Curioso por demás fue el descubrimiento de la bahía de San Francisco: infinidad de veces habían pasado los navíos españoles por delante de su entrada, sin advertir su existencia. Y, precisamente, buscaban con afán un puerto natural en la costa del Pacífico, cuya necesidad se dejaba sentir cada vez más en el norte del imperio colonial. Los marinos no veían la entrada a causa de la niebla y si algunos llegaron a reparar en aquella estrecha boca creyeron siempre que se trataba de una ensenada sin importancia. Fue un capitán de Caballería, don Gaspar Portolés, quien, realizando por tierra una expedición en busca del puerto de Monterrey, al detenerse en el collado de Mosito Montara, contempló absorto una gran extensión de agua; una especie de mar interior o numerosos lagos con algunas islas y en cualquier caso en comunicación con el Océano por un estrecho paso. La bahía de San Francisco, de unos ochenta kilómetros de longitud, constituye uno de los mayores y más seguros puertos del mundo.

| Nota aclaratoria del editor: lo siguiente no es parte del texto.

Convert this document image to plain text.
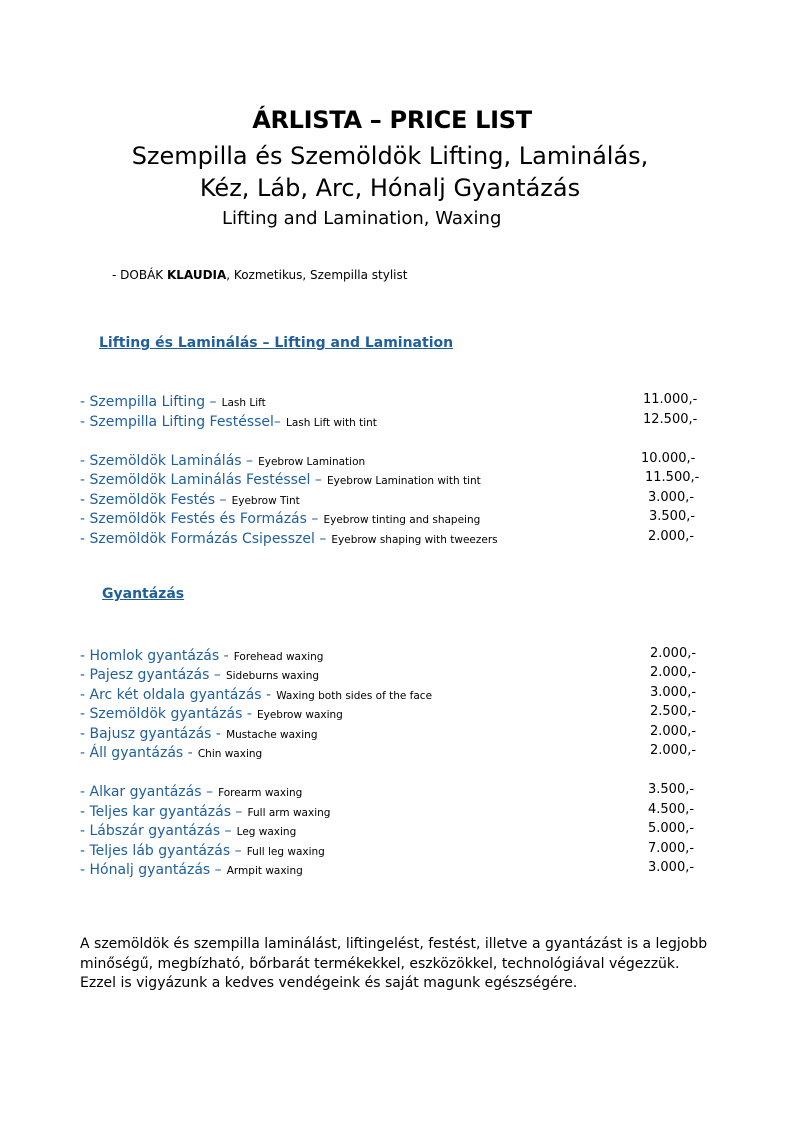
ÁRLISTA – PRICE LIST
Szempilla és Szemöldök Lifting, Laminálás,
Kéz, Láb, Arc, Hónalj Gyantázás
Lifting and Lamination, Waxing
- DOBÁK KLAUDIA, Kozmetikus, Szempilla stylist
Lifting és Laminálás – Lifting and Lamination
- Szempilla Lifting – Lash Lift	11.000,-
- Szempilla Lifting Festéssel– Lash Lift with tint	12.500,-
- Szemöldök Laminálás – Eyebrow Lamination	10.000,-
- Szemöldök Laminálás Festéssel – Eyebrow Lamination with tint	11.500,-
- Szemöldök Festés – Eyebrow Tint	3.000,-
- Szemöldök Festés és Formázás – Eyebrow tinting and shapeing	3.500,-
- Szemöldök Formázás Csipesszel – Eyebrow shaping with tweezers	2.000,-
Gyantázás
- Homlok gyantázás - Forehead waxing	2.000,-
- Pajesz gyantázás – Sideburns waxing	2.000,-
- Arc két oldala gyantázás - Waxing both sides of the face	3.000,-
- Szemöldök gyantázás - Eyebrow waxing	2.500,-
- Bajusz gyantázás - Mustache waxing	2.000,-
- Áll gyantázás - Chin waxing	2.000,-
- Alkar gyantázás – Forearm waxing	3.500,-
- Teljes kar gyantázás – Full arm waxing	4.500,-
- Lábszár gyantázás – Leg waxing	5.000,-
- Teljes láb gyantázás – Full leg waxing	7.000,-
- Hónalj gyantázás – Armpit waxing	3.000,-
A szemöldök és szempilla laminálást, liftingelést, festést, illetve a gyantázást is a legjobb
minőségű, megbízható, bőrbarát termékekkel, eszközökkel, technológiával végezzük.
Ezzel is vigyázunk a kedves vendégeink és saját magunk egészségére.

Enrique Schliemann se enamoró perdidamente de Troya cuando, en la navidad de 1829, su padre le regaló una historia ilustrada de la humanidad. Desde su infancia, soñaba con encontrar las ruinas de Troya y el tesoro de Príamo. Siguiendo las indicaciones geográficas que de la Ilíada se desprendían, Schielemann viajó a Ítaca con un ejemplar de aquel poema bajo el brazo. Lo cierto es que este hombre no era arqueólogo, sino simplemente esclavo de un sueño cuya realización dio por conseguida por la buena suerte que lo acompañaba siempre en todas sus empresas. No ignoraba que el establishment intelectual ponía en tela de juicio la existencia real de Homero y que a la guerra de Troya la consideraban perteneciente al tenebroso mundo de la mitología.

En abril de 1870, Schliemann empezó con sus excavaciones. Cien obreros trabajaban para él. Tanto estos como las autoridades locales lo consideraban un loco. Sin embargo, pronto halló armas, utensilios domésticos, vasos y joyas: testimonio irrefutable de que allí había existido una ciudad. El mundo entero fijó su mirada en aquel supuesto delirante, que había hecho remover veinticinco mil metros cúbicos de tierra. Tres años más tarde, al propio Schliemann le fue reservado el honor de hallar personalmente el tesoro de Príamo (de una riqueza incalculable). Una vez respaldados científicamente sus primeros descubrimientos, continuó sus investigaciones y descubrió las tumbas de Micenas, llenas de joyas y oro. “Todos los museos del mundo, conjuntamente, no poseen ni la quinta parte de lo que aquí tenemos”, declararía Schliemann ante la prensa internacional.

Alois Senefelder, hijo de un actor alemán, se interesaba mucho por el grabado, pero las planchas de cobre eran demasiado costosas y los ensayos que efectuó con otras materias no daban resultado. Un día, su madre entró en la habitación donde él preparaba su tinta y la pulverizaba sobre una piedra de Solenhofen, una especie de roca calcárea un poco aceitosa y fácil de pulimentar. La madre rogó a su hijo que anotase las prendas que habían de enviarse a la lavandera. Buscó un trozo de papel y, al no encontrarlo, escribió rápidamente sobre la piedra lisa en cuestión. No supo nunca a qué atribuir esa idea de verificar su anotación sobre la piedra y atacar esta con ácido clorhídrico, como si se tratara de una plancha de cobre. Pero procedió a este método y descubrió que aquellas anotaciones podían imprimirse como un grabado. Este descubrimiento dio origen a la litografía moderna.